Dipartimento di Farmacia, Università di Pisa, Pisa, Italy.
Curr Med Chem. 2018;25(23):2627-2636. doi: 10.2174/0929867324666171012120937.
In the last four decades, the several classes of diuretics, currently available for clinical use, have been the first line option for the therapy of widespread cardiovascular and non-cardiovascular diseases. Diuretic drugs generally exhibit an overall favourable risk/benefit balance. However, they are not devoid of side effects. In particular, all the classes of diuretics cause alteration of potassium homeostasis. In recent years, understanding of the physiological role of the renal outer medullary potassium (ROMK) channels, has shown an intriguing pharmacological target for developing an innovative class of diuretic agents: the ROMK inhibitors. This novel class is expected to promote diuretic activity comparable to (or even higher than) that provided by the most effective drugs used in clinics (such as furosemide), with limited effects on potassium homeostasis. In this review, the physio-pharmacological roles of ROMK channels in the renal function are reported, along with the most representative molecules which have been currently developed as ROMK inhibitors.

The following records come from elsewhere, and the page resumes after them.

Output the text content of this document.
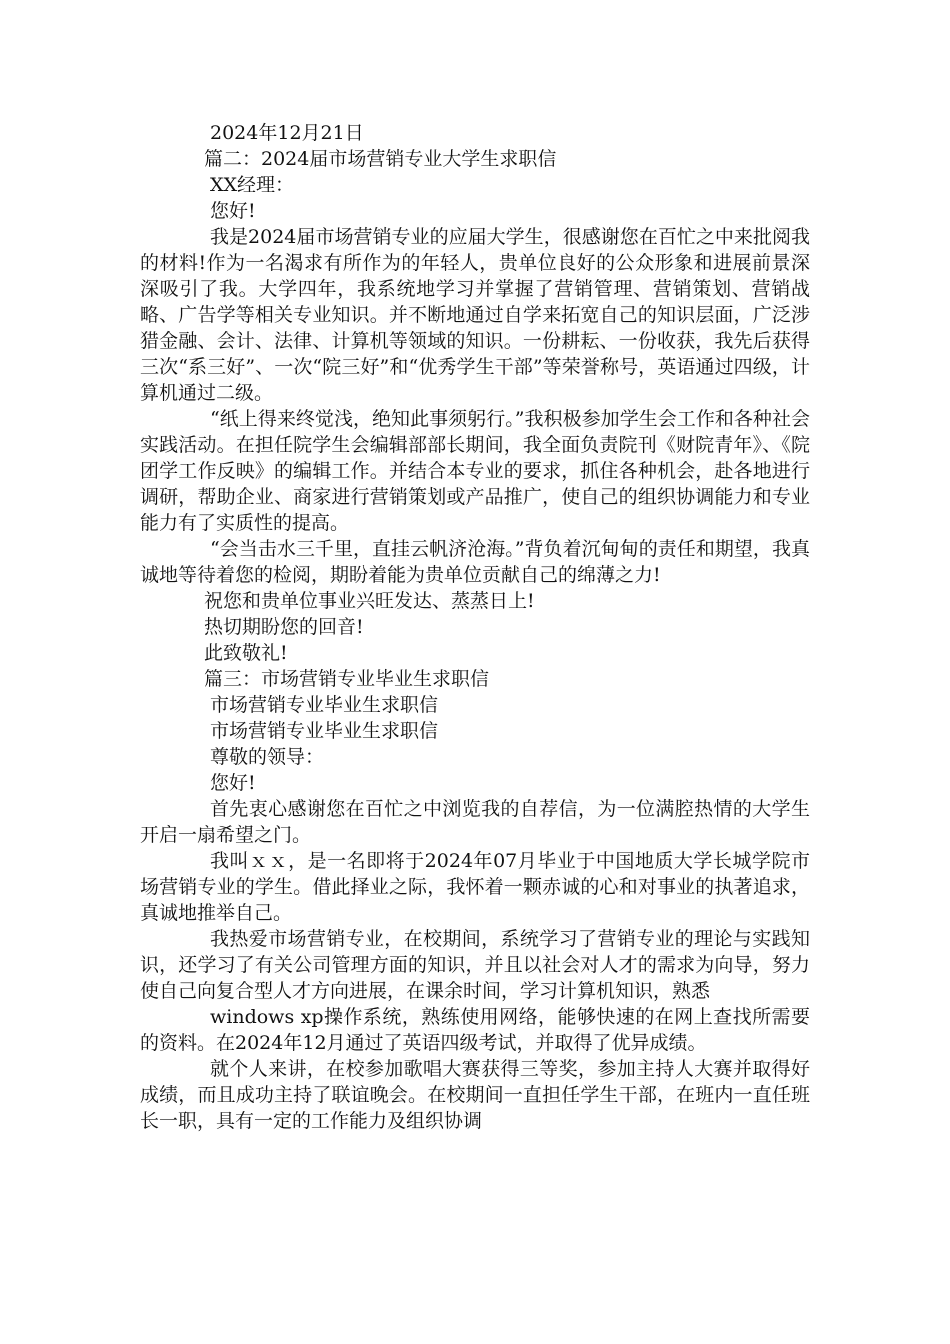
2024年12月21日

篇二：2024届市场营销专业大学生求职信

XX经理：

您好!

我是2024届市场营销专业的应届大学生，很感谢您在百忙之中来批阅我的材料!作为一名渴求有所作为的年轻人，贵单位良好的公众形象和进展前景深深吸引了我。大学四年，我系统地学习并掌握了营销管理、营销策划、营销战略、广告学等相关专业知识。并不断地通过自学来拓宽自己的知识层面，广泛涉猎金融、会计、法律、计算机等领域的知识。一份耕耘、一份收获，我先后获得三次“系三好”、一次“院三好”和“优秀学生干部”等荣誉称号，英语通过四级，计算机通过二级。

“纸上得来终觉浅，绝知此事须躬行。”我积极参加学生会工作和各种社会实践活动。在担任院学生会编辑部部长期间，我全面负责院刊《财院青年》、《院团学工作反映》的编辑工作。并结合本专业的要求，抓住各种机会，赴各地进行调研，帮助企业、商家进行营销策划或产品推广，使自己的组织协调能力和专业能力有了实质性的提高。

“会当击水三千里，直挂云帆济沧海。”背负着沉甸甸的责任和期望，我真诚地等待着您的检阅，期盼着能为贵单位贡献自己的绵薄之力!

祝您和贵单位事业兴旺发达、蒸蒸日上!

热切期盼您的回音!

此致敬礼!

篇三：市场营销专业毕业生求职信

市场营销专业毕业生求职信

市场营销专业毕业生求职信

尊敬的领导：

您好!

首先衷心感谢您在百忙之中浏览我的自荐信，为一位满腔热情的大学生开启一扇希望之门。

我叫ｘｘ，是一名即将于2024年07月毕业于中国地质大学长城学院市场营销专业的学生。借此择业之际，我怀着一颗赤诚的心和对事业的执著追求，真诚地推举自己。

我热爱市场营销专业，在校期间，系统学习了营销专业的理论与实践知识，还学习了有关公司管理方面的知识，并且以社会对人才的需求为向导，努力使自己向复合型人才方向进展，在课余时间，学习计算机知识，熟悉

windows xp操作系统，熟练使用网络，能够快速的在网上查找所需要的资料。在2024年12月通过了英语四级考试，并取得了优异成绩。

就个人来讲，在校参加歌唱大赛获得三等奖，参加主持人大赛并取得好成绩，而且成功主持了联谊晚会。在校期间一直担任学生干部，在班内一直任班长一职，具有一定的工作能力及组织协调
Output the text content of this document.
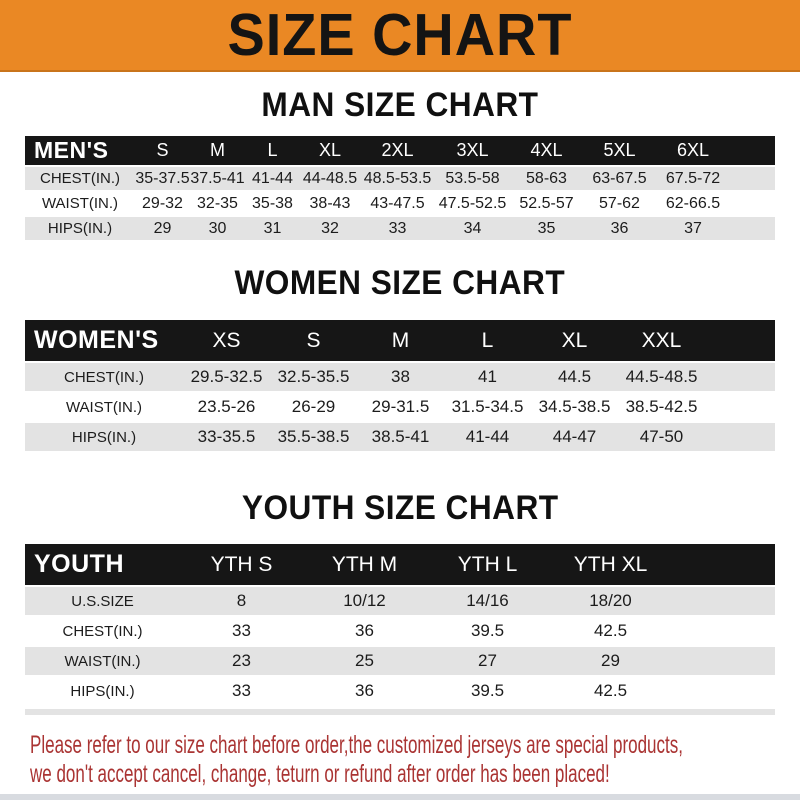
SIZE CHART
MAN SIZE CHART
MEN'S	S	M	L	XL	2XL	3XL	4XL	5XL	6XL	
CHEST(IN.)	35-37.5	37.5-41	41-44	44-48.5	48.5-53.5	53.5-58	58-63	63-67.5	67.5-72	
WAIST(IN.)	29-32	32-35	35-38	38-43	43-47.5	47.5-52.5	52.5-57	57-62	62-66.5	
HIPS(IN.)	29	30	31	32	33	34	35	36	37	
WOMEN SIZE CHART
WOMEN'S	XS	S	M	L	XL	XXL	
CHEST(IN.)	29.5-32.5	32.5-35.5	38	41	44.5	44.5-48.5	
WAIST(IN.)	23.5-26	26-29	29-31.5	31.5-34.5	34.5-38.5	38.5-42.5	
HIPS(IN.)	33-35.5	35.5-38.5	38.5-41	41-44	44-47	47-50	
YOUTH SIZE CHART
YOUTH	YTH S	YTH M	YTH L	YTH XL	
U.S.SIZE	8	10/12	14/16	18/20	
CHEST(IN.)	33	36	39.5	42.5	
WAIST(IN.)	23	25	27	29	
HIPS(IN.)	33	36	39.5	42.5	

Please refer to our size chart before order,the customized jerseys are special products,

we don't accept cancel, change, teturn or refund after order has been placed!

在过去的四十年中,目前可用于临床的几类利尿剂一直是治疗广泛的心血管和非心血管疾病的一线选择。利尿剂药物通常表现出整体有利的风险/获益平衡。然而,它们并非没有副作用。特别是,所有类别的利尿剂都会引起钾稳态的改变。近年来,对肾脏外髓质钾 (ROMK) 通道的生理作用的理解,为开发一类新型利尿剂提供了一个有趣的药理靶点:ROMK 抑制剂。这种新型药物有望促进利尿剂活性,与临床使用的最有效药物(如呋塞米)相当(甚至更高),对钾稳态的影响有限。在这篇综述中,报告了 ROMK 通道在肾功能中的生理药理学作用,以及目前作为 ROMK 抑制剂开发的最具代表性的分子。